The resort now provides training, employment (more than 95 per cent of staff are Sumbanese), benefits and housing for many locals. Sustainability is essential. All waste is recycled, wildlife protected and the resort’s carbon footprint offset by planting teak trees. At the new biodiesel plant coconuts are transformed into fuel, nutrition bars for undernourished children, soap and coconut oil. There is also the Sumba Foundation, a charity set up by Graves and one of his earliest guests.

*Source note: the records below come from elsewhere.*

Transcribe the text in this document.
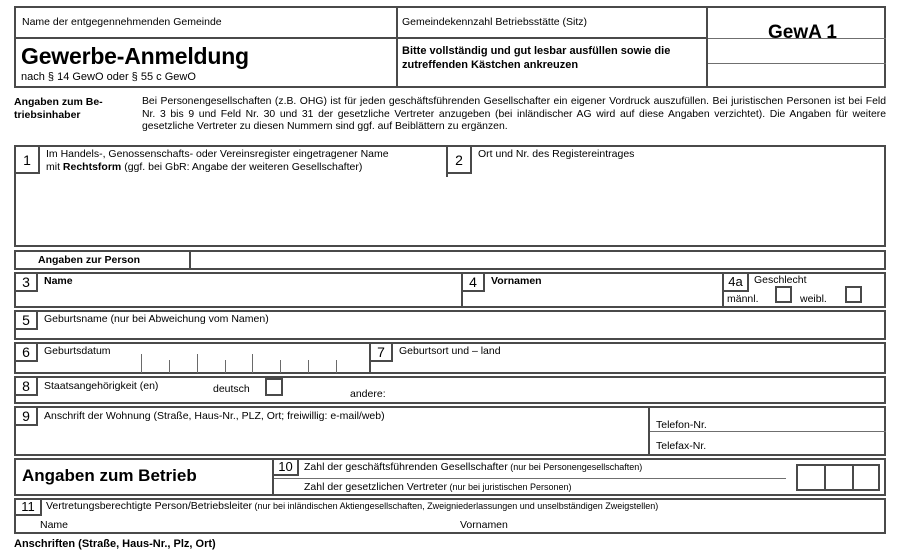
Name der entgegennehmenden Gemeinde	Gemeindekennzahl Betriebsstätte (Sitz)	GewA 1
Gewerbe-Anmeldung
nach § 14 GewO oder § 55 c GewO
Bitte vollständig und gut lesbar ausfüllen sowie die zutreffenden Kästchen ankreuzen
Angaben zum Be-
triebsinhaber
Bei Personengesellschaften (z.B. OHG) ist für jeden geschäftsführenden Gesellschafter ein eigener Vordruck auszufüllen. Bei juristischen Personen ist bei Feld Nr. 3 bis 9 und Feld Nr. 30 und 31 der gesetzliche Vertreter anzugeben (bei inländischer AG wird auf diese Angaben verzichtet). Die Angaben für weitere gesetzliche Vertreter zu diesen Nummern sind ggf. auf Beiblättern zu ergänzen.
1	Im Handels-, Genossenschafts- oder Vereinsregister eingetragener Name
mit Rechtsform (ggf. bei GbR: Angabe der weiteren Gesellschafter)	2	Ort und Nr. des Registereintrages
Angaben zur Person
3	Name	4	Vornamen	4a	Geschlecht
männl.	weibl.
5	Geburtsname (nur bei Abweichung vom Namen)
6	Geburtsdatum	7	Geburtsort und – land
8	Staatsangehörigkeit (en)	deutsch	andere:
9	Anschrift der Wohnung (Straße, Haus-Nr., PLZ, Ort; freiwillig: e-mail/web)
Telefon-Nr.
Telefax-Nr.
Angaben zum Betrieb	10	Zahl der geschäftsführenden Gesellschafter (nur bei Personengesellschaften)
Zahl der gesetzlichen Vertreter (nur bei juristischen Personen)
11	Vertretungsberechtigte Person/Betriebsleiter (nur bei inländischen Aktiengesellschaften, Zweigniederlassungen und unselbständigen Zweigstellen)
Name	Vornamen
Anschriften (Straße, Haus-Nr., Plz, Ort)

Visitors are always welcome to pitch in with their activities and after a morning swim I join a group of Californian volunteers at a nearby school. This is my first foray into volunteer holiday territory. Previously I had been suspicious that they soothe Western consciences rather than improve local conditions. But the Sumba Foundation runs excellent, effective projects, tackling malaria, building deep-water wells and funding schools.
Good deed done, it’s a little easier to return to the luxury of Nihiwatu. I walk along the beach as others relax by the ocean or paint murals for the school. And with crashing waves, a gorgeous spa and comfy hammocks it’s easy to stay exactly where you are.
Guests don’t have to get involved in village visits or volunteer activities. But Graves says that most do; and that it’s this blend of luxury and purpose that brings more than 70 per cent of guests back.